Kim Pickup

Personal information
- Full name: Kimberly Dawn Pickup
- Date of birth: October 4, 1978 (age 47)
- Place of birth: Van Nuys, California, United States
- Height: 1.75 m (5 ft 9 in)
- Position: Defender

College career
- Years: Team / Apps / (Gls)
- 1996–1999: Santa Clara Broncos

Senior career*
- Years: Team / Apps / (Gls)
- 2000: Boston Renegades / 7 / (0)
- 2001–2003: San Diego Spirit / 52 / (0)

= Kim Pickup =

American soccer player (born 1978)

Kimberly Dawn Pickup (born October 4, 1978) is an American retired soccer player who played for the San Diego Spirit. She was a noted exponent of the flip throw in.

==Career==

Kimberley Pickup started playing volleyball before she tried playing soccer in high school.
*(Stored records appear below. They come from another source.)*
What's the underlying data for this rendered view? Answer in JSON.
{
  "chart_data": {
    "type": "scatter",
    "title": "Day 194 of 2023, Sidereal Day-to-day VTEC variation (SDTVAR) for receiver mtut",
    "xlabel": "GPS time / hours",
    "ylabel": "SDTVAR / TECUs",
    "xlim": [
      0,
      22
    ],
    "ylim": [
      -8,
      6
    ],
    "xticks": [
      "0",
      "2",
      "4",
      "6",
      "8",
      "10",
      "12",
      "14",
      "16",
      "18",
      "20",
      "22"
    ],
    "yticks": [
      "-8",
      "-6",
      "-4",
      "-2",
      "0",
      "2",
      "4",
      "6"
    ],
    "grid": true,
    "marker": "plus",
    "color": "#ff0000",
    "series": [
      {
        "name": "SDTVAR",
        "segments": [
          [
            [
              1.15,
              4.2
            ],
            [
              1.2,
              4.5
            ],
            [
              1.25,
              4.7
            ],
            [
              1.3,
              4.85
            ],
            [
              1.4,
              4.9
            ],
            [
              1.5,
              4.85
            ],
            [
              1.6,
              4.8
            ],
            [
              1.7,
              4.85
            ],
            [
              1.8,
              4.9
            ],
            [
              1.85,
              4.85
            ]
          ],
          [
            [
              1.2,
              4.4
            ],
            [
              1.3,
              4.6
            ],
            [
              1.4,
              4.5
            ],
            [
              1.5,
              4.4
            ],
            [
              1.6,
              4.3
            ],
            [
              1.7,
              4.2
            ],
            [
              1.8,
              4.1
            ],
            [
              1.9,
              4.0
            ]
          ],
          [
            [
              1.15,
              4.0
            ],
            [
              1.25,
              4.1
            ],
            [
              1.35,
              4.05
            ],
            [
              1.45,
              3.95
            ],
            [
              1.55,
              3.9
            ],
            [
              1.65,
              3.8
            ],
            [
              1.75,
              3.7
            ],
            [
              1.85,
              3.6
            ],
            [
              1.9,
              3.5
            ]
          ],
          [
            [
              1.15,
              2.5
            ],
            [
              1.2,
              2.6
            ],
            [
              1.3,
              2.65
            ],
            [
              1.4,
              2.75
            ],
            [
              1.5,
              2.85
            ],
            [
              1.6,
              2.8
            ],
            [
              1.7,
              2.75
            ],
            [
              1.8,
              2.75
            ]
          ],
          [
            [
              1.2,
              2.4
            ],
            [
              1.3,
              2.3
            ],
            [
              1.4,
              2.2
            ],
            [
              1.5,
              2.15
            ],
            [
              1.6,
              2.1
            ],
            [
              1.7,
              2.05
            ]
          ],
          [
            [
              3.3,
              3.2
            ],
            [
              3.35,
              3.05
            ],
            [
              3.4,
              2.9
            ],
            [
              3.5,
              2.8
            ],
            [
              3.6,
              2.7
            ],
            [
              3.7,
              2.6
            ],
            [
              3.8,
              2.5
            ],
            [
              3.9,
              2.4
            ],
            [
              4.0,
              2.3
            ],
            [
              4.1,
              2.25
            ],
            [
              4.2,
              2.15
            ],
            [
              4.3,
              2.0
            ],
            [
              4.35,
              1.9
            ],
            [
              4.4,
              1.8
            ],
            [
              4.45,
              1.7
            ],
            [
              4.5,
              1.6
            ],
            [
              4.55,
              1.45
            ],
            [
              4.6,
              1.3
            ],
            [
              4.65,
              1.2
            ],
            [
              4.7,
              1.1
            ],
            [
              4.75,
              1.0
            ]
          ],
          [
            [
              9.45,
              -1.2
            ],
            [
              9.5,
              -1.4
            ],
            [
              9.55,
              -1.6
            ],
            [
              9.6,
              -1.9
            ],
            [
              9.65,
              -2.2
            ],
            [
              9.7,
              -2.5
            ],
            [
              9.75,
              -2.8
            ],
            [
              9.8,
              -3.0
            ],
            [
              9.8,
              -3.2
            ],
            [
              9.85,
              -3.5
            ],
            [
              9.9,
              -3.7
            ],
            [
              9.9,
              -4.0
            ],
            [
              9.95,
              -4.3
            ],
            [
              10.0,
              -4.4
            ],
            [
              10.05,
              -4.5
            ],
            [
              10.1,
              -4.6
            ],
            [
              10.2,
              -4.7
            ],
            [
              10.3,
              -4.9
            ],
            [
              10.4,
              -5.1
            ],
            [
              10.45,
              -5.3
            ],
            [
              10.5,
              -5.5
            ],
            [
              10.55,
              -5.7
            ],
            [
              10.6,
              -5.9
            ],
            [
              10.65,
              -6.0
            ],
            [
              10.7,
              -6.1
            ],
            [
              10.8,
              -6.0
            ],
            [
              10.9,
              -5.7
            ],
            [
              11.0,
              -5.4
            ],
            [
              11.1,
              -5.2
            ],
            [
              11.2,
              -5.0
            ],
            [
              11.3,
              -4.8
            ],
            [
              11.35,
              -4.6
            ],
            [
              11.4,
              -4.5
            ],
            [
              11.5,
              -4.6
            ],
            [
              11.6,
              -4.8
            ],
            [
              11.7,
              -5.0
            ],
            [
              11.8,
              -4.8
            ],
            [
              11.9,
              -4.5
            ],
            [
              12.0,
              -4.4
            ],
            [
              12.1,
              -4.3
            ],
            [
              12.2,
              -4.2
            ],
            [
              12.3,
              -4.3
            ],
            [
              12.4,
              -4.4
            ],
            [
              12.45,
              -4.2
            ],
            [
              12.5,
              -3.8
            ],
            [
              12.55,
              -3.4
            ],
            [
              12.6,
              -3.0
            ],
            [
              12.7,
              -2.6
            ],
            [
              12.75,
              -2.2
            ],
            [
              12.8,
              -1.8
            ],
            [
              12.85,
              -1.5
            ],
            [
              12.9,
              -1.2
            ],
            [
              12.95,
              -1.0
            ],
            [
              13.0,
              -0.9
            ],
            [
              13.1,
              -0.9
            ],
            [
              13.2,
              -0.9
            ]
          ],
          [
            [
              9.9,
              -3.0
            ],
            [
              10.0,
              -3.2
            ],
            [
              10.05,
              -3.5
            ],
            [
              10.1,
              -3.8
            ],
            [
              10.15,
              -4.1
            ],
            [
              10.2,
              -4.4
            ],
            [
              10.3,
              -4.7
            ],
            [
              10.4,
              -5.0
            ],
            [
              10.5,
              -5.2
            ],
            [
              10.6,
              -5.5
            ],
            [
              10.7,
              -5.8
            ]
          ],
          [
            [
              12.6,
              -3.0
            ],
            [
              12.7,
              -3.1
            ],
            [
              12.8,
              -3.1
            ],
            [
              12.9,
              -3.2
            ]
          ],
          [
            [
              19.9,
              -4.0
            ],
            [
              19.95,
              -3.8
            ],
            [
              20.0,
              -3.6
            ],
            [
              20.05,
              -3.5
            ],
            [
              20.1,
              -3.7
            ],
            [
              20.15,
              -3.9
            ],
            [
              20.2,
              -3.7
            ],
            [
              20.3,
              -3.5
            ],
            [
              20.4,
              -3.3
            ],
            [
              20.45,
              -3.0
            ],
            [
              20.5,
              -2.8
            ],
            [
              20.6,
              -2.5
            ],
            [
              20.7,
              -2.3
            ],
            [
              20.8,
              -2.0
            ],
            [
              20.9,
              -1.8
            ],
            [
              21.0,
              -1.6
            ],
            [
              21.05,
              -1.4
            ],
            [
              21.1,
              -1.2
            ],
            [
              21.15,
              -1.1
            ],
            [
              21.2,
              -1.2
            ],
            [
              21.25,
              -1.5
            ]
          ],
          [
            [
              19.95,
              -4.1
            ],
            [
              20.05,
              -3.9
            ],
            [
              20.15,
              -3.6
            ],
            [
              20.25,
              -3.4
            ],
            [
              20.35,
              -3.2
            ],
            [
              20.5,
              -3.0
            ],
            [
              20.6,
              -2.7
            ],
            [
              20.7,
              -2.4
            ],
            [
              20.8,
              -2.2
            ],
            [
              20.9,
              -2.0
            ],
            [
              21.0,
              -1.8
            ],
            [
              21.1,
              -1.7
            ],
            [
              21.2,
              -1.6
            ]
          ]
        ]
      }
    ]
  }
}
Pickup attended the Santa Clara University and played for the university team. Pickup's success in college soccer led her to be spotted by professional soccer teams in the Women's United Soccer Association.

In 2000 she played for Boston Renegades of the USL W-League, making seven appearances. Pickup was then a 4th round pick in the 2000 WUSA Draft by San Diego Spirit.